Scabies is caused by Sarcoptes scabei variant hominis, the itch mite. Mites are tiny animals related to spiders. The female mite is the troublemaker. She burrows into the skin, lays eggs and deposits feces there. The characteristic itching takes weeks to months to develop and is based on allergic mechanism.

The diagnosis of scabies depends on the following characteristics:

  1. Small burrows located on the hands, elbows, wrists, breasts of women, genitalia of men, or other areas. The head and neck are spared, except in infants.
  2. In about 1/3 to 1/2 of the cases, the mite, eggs, and/or feces can be demonstrated.
  3. The itching is most pronounced at night.
  4. Other family members (and household contacts) frequently itch, too.

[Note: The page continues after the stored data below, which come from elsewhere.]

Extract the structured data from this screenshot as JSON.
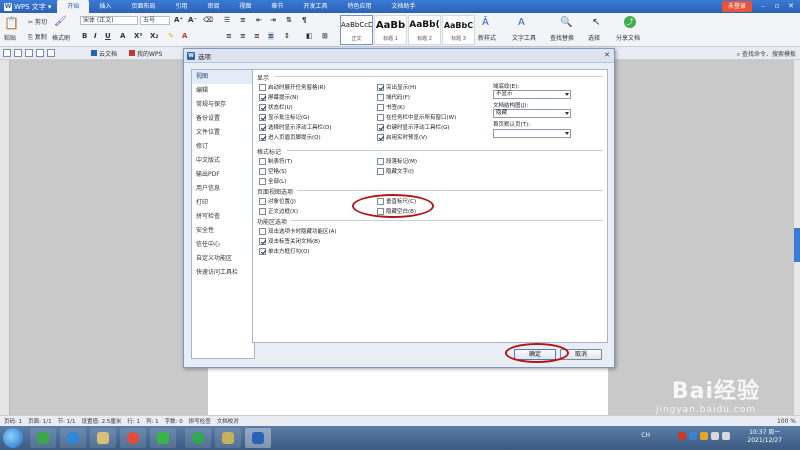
{
  "app": {
    "name": "WPS 文字",
    "menu_tabs": [
      "开始",
      "插入",
      "页面布局",
      "引用",
      "审阅",
      "视图",
      "章节",
      "开发工具",
      "特色应用",
      "文档助手"
    ],
    "active_tab": "开始",
    "login_label": "未登录"
  },
  "ribbon": {
    "paste": "粘贴",
    "cut": "剪切",
    "copy": "复制",
    "format_painter": "格式刷",
    "font_name": "宋体 (正文)",
    "font_size": "五号",
    "styles": [
      {
        "preview": "AaBbCcDd",
        "caption": "正文"
      },
      {
        "preview": "AaBb",
        "caption": "标题 1"
      },
      {
        "preview": "AaBb(",
        "caption": "标题 2"
      },
      {
        "preview": "AaBbC",
        "caption": "标题 3"
      }
    ],
    "new_style": "新样式",
    "text_tools": "文字工具",
    "find_replace": "查找替换",
    "select": "选择",
    "share": "分享文档"
  },
  "tabstrip": {
    "cloud_doc": "云文档",
    "my_wps": "我的WPS",
    "search_cmd": "查找命令、搜索模板"
  },
  "dialog": {
    "title": "选项",
    "nav": [
      "视图",
      "编辑",
      "常规与保存",
      "备份设置",
      "文件位置",
      "修订",
      "中文版式",
      "输出PDF",
      "用户信息",
      "打印",
      "拼写检查",
      "安全性",
      "信任中心",
      "自定义功能区",
      "快速访问工具栏"
    ],
    "active_nav": "视图",
    "section_show": "显示",
    "show_left": [
      {
        "label": "启动时展开任务窗格(R)",
        "checked": false
      },
      {
        "label": "屏幕提示(N)",
        "checked": true
      },
      {
        "label": "状态栏(U)",
        "checked": true
      },
      {
        "label": "显示批注标记(G)",
        "checked": true
      },
      {
        "label": "选择时显示浮动工具栏(D)",
        "checked": true
      },
      {
        "label": "进入页眉页脚提示(Q)",
        "checked": true
      }
    ],
    "show_mid": [
      {
        "label": "突出显示(H)",
        "checked": true
      },
      {
        "label": "域代码(F)",
        "checked": false
      },
      {
        "label": "书签(K)",
        "checked": false
      },
      {
        "label": "在任务栏中显示所有窗口(W)",
        "checked": false
      },
      {
        "label": "右键时显示浮动工具栏(G)",
        "checked": true
      },
      {
        "label": "启用实时预览(V)",
        "checked": true
      }
    ],
    "field_shading_label": "域底纹(E):",
    "field_shading_value": "不显示",
    "doc_structure_label": "文档结构图(J):",
    "doc_structure_value": "隐藏",
    "first_page_label": "首页默认页(T):",
    "first_page_value": "",
    "section_format": "格式标记",
    "format_left": [
      {
        "label": "制表符(T)",
        "checked": false
      },
      {
        "label": "空格(S)",
        "checked": false
      },
      {
        "label": "全部(L)",
        "checked": false
      }
    ],
    "format_mid": [
      {
        "label": "段落标记(M)",
        "checked": false
      },
      {
        "label": "隐藏文字(I)",
        "checked": false
      }
    ],
    "section_page": "页面视图选项",
    "page_left": [
      {
        "label": "对象位置(J)",
        "checked": false
      },
      {
        "label": "正文边框(X)",
        "checked": false
      }
    ],
    "page_mid": [
      {
        "label": "垂直标尺(C)",
        "checked": false
      },
      {
        "label": "隐藏空白(B)",
        "checked": false
      }
    ],
    "section_ribbon": "功能区选项",
    "ribbon_opts": [
      {
        "label": "双击选项卡时隐藏功能区(A)",
        "checked": false
      },
      {
        "label": "双击标签关闭文档(B)",
        "checked": true
      },
      {
        "label": "单击方框打勾(O)",
        "checked": true
      }
    ],
    "ok_label": "确定",
    "cancel_label": "取消"
  },
  "status_bar": {
    "items": [
      "页码: 1",
      "页面: 1/1",
      "节: 1/1",
      "设置值: 2.5厘米",
      "行: 1",
      "列: 1",
      "字数: 0",
      "拼写检查",
      "文档校对"
    ],
    "zoom": "100 %"
  },
  "taskbar": {
    "ime": "CH",
    "time": "10:37 周一",
    "date": "2021/12/27"
  },
  "watermark": {
    "brand": "Bai经验",
    "sub": "jingyan.baidu.com"
  },
  "colors": {
    "title_blue": "#2c62b5",
    "highlight_red": "#b2161c",
    "scroll_accent": "#3a7bd5"
  }
}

Much has been written in the recent years about the best and safest treatment for scabies, and there is no general agreement. Most authorities, however, favor the use of 1% benzene hexachloride (Kwell).
Kwell is applied over the entire skin from the neck down, especially between the fingers and toes. It is important to reach all areas, except the face, with especially careful attention to the sites of greatest involvement. The medicine should be left on for 12-24 hours and washed off.

Two applicants of Kwell are all that is necessary. It is a toxic and irritating and should not be reapplied.
Until recently, children under two were treated with other agents. These agents are not as effective and useful for scabies, and have not proven to be any safer than Kwell.

Both 5% permetherin cream (Elimite) and Lindane (Kwell) Lotion are effective. It is rubbed into the skin from the scalp to the feet and left on overnight. A second treatment should be done in one week. No matter whether you use Kwell or Elimite, it is of the utmost importance that all other household members and close contacts be treated.

In the past year, ivermectin, has been approved for use. this is an oral agent which is probably more effective than the topicals; but also easier to use. Ivermectin (Stromectol) is not approved at this time for young children.

Ordinary laundering or dry cleaning of clothing, bed linens, and blankets is all that is required. Some patients, because of their scratching developed impetigo, and this will have to be treated with antibiotics. After treatment, it is uncommon for itching to last for 2-4 weeks.

Re-infestation: This is suspected in patients who persist in itching for more than two-four weeks after treatment. If evidence of active scabies is found, then re-treatement may be advisable. The patient should be questioned closely about the possible source for re-infestation.